Did Mora think he was safe?
"I don't know," he said. "I was just thinking about the pain that I had. I hit him real bad at home plate."
The collision was so violent that both players limped off the field. Later, Napoli hobbled around the Angels' clubhouse on crutches and an air cast. Mora bruised the top of his right foot.
After the play, Napoli stumbled a few steps toward the pitcher's mound, then crumpled on the infield. The entire Angels team surrounded him as the Orioles filtered from the dugout; the last player to leave was Mora.
The bitter taste in the Orioles' clubhouse resulted not from how close the final play was, but from the entire game. The Orioles entered the eighth down 3-2, and Jeremy Guthrie had retired 11 straight hitters when Napoli launched a solo homer to left.

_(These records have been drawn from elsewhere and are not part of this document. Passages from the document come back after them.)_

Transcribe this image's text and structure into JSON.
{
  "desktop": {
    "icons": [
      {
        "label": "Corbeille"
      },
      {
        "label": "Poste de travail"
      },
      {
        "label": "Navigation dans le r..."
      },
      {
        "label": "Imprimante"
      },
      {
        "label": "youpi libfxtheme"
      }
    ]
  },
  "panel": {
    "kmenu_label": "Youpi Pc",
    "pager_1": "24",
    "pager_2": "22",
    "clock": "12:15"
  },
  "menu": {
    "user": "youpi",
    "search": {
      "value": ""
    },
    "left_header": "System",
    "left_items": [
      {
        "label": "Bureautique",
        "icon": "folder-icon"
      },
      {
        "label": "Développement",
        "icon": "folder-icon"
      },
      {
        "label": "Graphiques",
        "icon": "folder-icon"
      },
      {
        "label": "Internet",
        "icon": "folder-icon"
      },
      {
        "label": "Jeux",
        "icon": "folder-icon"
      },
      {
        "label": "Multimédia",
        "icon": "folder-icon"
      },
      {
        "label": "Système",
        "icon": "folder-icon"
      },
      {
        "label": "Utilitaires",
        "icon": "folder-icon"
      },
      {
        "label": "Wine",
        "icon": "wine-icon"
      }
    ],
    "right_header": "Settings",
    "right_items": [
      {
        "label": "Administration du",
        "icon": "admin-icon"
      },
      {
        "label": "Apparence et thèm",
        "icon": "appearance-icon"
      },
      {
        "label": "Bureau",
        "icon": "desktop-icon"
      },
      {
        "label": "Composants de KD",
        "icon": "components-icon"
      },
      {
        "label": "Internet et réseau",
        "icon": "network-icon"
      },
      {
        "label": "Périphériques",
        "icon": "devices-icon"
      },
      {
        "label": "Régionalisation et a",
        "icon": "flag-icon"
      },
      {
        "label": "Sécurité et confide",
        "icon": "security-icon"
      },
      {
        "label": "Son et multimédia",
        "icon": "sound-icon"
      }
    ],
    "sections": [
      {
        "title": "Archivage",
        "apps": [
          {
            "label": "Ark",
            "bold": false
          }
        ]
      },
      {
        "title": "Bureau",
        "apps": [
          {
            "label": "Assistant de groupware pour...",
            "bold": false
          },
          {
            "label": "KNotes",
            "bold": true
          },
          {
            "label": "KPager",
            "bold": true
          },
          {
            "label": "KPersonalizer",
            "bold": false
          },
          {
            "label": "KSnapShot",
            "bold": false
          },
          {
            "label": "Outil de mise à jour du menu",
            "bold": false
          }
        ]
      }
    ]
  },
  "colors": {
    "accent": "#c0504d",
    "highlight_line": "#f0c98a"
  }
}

"The biggest frustration today," Guthrie said. "With Lackey throwing the way he did, it felt like a 4-2 lead was impossible to come back from."
But it wasn't. With Roberts on third and Bynum pinch running on first, Ramon Hernandez came on as a pinch hitter. At his discretion, Bynum stole second, pulling shortstop Orlando Cabrera toward second base. Hernandez's sharp ground ball scooted through the infield, where Cabrera had been standing.
Roberts scored to make it 4-3, and the Orioles had men on second and third with one out. With the infield in, Nick Markakis killed the rally with a ground ball to second base. He went 0 for 4 with a strikeout, failing to hit the ball out of the infield each time.
The Orioles mounted another rally in the ninth, only to see it evaporate in a flash. Still, no matter the danger of testing Guerrero, the parties involved would do it again.
"That was the chance we had," Mora said. "So we had to go."